To find the source of John’s aspiration, doctors at the Aerodigestive and Airway Reconstruction Center – the only such center with an inpatient team to care for premature babies in the Bay Area, and one of the few in the United States – performed a swallow airway study and assessment in the operating room and discovered that John had a cleft larynx. A laryngeal cleft is a condition in which the airways do not separate from the swallowing tract as they normally should during development, resulting in an open connection between the two.
“The nuances of diagnosing and treating laryngeal cleft in premature babies are best handled by our multi-specialty team, including pulmonology, neonatology, gastroenterology and experts from our Voice and Swallow program. Premature babies often have multi-organ system management requirements, and it’s important to avoid viewing cleft laryngeal as an isolated problem. The whole team advises the family and provides care,” explains Dr. Sidell.
Surgery to close John’s cleft went well, but repairing the cleft wasn’t all that was needed. As expected, he had significant issues with his undeveloped swallowing mechanism. He needed a gastrostomy, or G-tube, to ensure he received adequate nutrition, which he still uses today.
After the surgery, speech and language pathologists and occupational therapists from the Voice and Swallow program, who specialize in swallowing disorders, worked with John to pursue his interest in oral feeding. After leaving the hospital, he was seen in the program’s outpatient clinic until the family moved to Florida.
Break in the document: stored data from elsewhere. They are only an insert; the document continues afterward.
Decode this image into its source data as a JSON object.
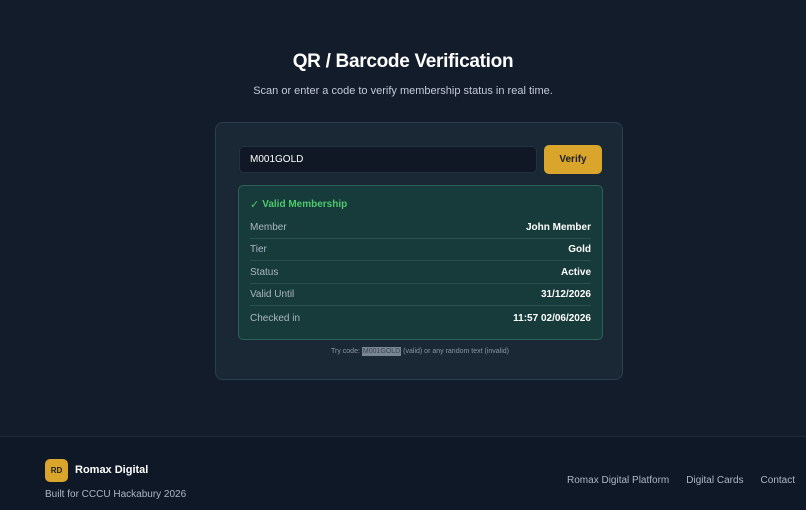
{
  "header": {
    "title": "QR / Barcode Verification",
    "subtitle": "Scan or enter a code to verify membership status in real time."
  },
  "verify_form": {
    "code_value": "M001GOLD",
    "verify_label": "Verify"
  },
  "result": {
    "check_glyph": "✓",
    "heading": "Valid Membership",
    "rows": [
      {
        "label": "Member",
        "value": "John Member"
      },
      {
        "label": "Tier",
        "value": "Gold"
      },
      {
        "label": "Status",
        "value": "Active"
      },
      {
        "label": "Valid Until",
        "value": "31/12/2026"
      },
      {
        "label": "Checked in",
        "value": "11:57 02/06/2026"
      }
    ]
  },
  "hint": {
    "prefix": "Try code: ",
    "code": "M001GOLD",
    "suffix": " (valid) or any random text (invalid)"
  },
  "footer": {
    "logo_initials": "RD",
    "brand_name": "Romax Digital",
    "tagline": "Built for CCCU Hackabury 2026",
    "links": [
      "Romax Digital Platform",
      "Digital Cards",
      "Contact"
    ]
  },
  "colors": {
    "background": "#121c2b",
    "accent": "#d9a52a",
    "success": "#4cc96e",
    "result_background": "#173a3a"
  }
}
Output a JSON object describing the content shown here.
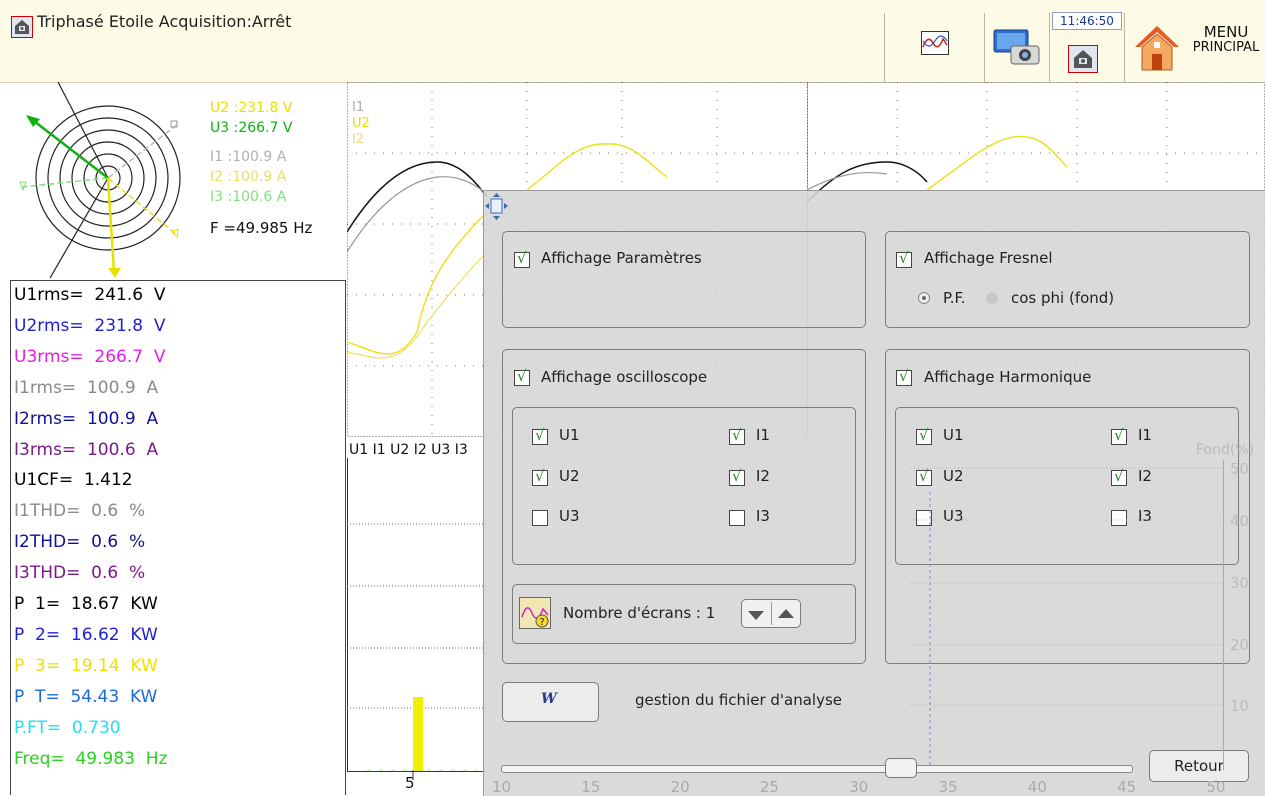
{
  "header": {
    "title": "Triphasé Etoile Acquisition:Arrêt",
    "clock": "11:46:50",
    "menu_line1": "MENU",
    "menu_line2": "PRINCIPAL"
  },
  "fresnel": {
    "u2": "U2 :231.8 V",
    "u3": "U3 :266.7 V",
    "i1": "I1 :100.9 A",
    "i2": "I2 :100.9 A",
    "i3": "I3 :100.6 A",
    "freq": "F  =49.985 Hz"
  },
  "params": [
    {
      "text": "U1rms=  241.6  V",
      "color": "#000000"
    },
    {
      "text": "U2rms=  231.8  V",
      "color": "#1f1fd6"
    },
    {
      "text": "U3rms=  266.7  V",
      "color": "#e020e0"
    },
    {
      "text": "I1rms=  100.9  A",
      "color": "#8a8a8a"
    },
    {
      "text": "I2rms=  100.9  A",
      "color": "#101090"
    },
    {
      "text": "I3rms=  100.6  A",
      "color": "#7a1a8a"
    },
    {
      "text": "U1CF=  1.412",
      "color": "#000000"
    },
    {
      "text": "I1THD=  0.6  %",
      "color": "#8a8a8a"
    },
    {
      "text": "I2THD=  0.6  %",
      "color": "#101090"
    },
    {
      "text": "I3THD=  0.6  %",
      "color": "#7a1a8a"
    },
    {
      "text": "P  1=  18.67  KW",
      "color": "#000000"
    },
    {
      "text": "P  2=  16.62  KW",
      "color": "#1f1fd6"
    },
    {
      "text": "P  3=  19.14  KW",
      "color": "#f0e000"
    },
    {
      "text": "P  T=  54.43  KW",
      "color": "#1a6ad8"
    },
    {
      "text": "P.FT=  0.730",
      "color": "#20e0f0"
    },
    {
      "text": "Freq=  49.983  Hz",
      "color": "#2ad020"
    }
  ],
  "scope": {
    "legend_i1": "I1",
    "legend_u2": "U2",
    "legend_i2": "I2"
  },
  "harmonics": {
    "legend": "U1 I1 U2 I2 U3 I3",
    "fond_label": "Fond(%)",
    "x_tick": "5",
    "pct_ticks": [
      "50",
      "40",
      "30",
      "20",
      "10"
    ],
    "scale_ticks": [
      "10",
      "15",
      "20",
      "25",
      "30",
      "35",
      "40",
      "45",
      "50"
    ]
  },
  "dialog": {
    "params_label": "Affichage Paramètres",
    "fresnel_label": "Affichage Fresnel",
    "pf_label": "P.F.",
    "cosphi_label": "cos phi (fond)",
    "scope_label": "Affichage oscilloscope",
    "harm_label": "Affichage Harmonique",
    "scope_channels": {
      "u1": "U1",
      "u2": "U2",
      "u3": "U3",
      "i1": "I1",
      "i2": "I2",
      "i3": "I3"
    },
    "harm_channels": {
      "u1": "U1",
      "u2": "U2",
      "u3": "U3",
      "i1": "I1",
      "i2": "I2",
      "i3": "I3"
    },
    "screens_label": "Nombre d'écrans : 1",
    "file_button_icon": "W",
    "file_label": "gestion du fichier d'analyse",
    "back_label": "Retour"
  }
}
Although John doesn’t eat everything by mouth yet, he watches his parents eat and he enjoys feeding them, which is a good sign.
“We expect his swallowing and eating functions to improve over time with continued care,” Dr. Sidell says.
Turn 2 and go hard
The family recently celebrated John’s second birthday. He is feisty and fun, always keeping his family on their toes. “He’s my little warrior. He’s very energetic and he does everything to the extreme,” says Juliana.
Even though time has passed and the family has moved to another state, she and John are still clearly remembered at Stanford Children’s Health. She is grateful for all the care they received.
“I am grateful for everything, and for God choosing us to love and care for John, our little miracle,” Juliana concludes.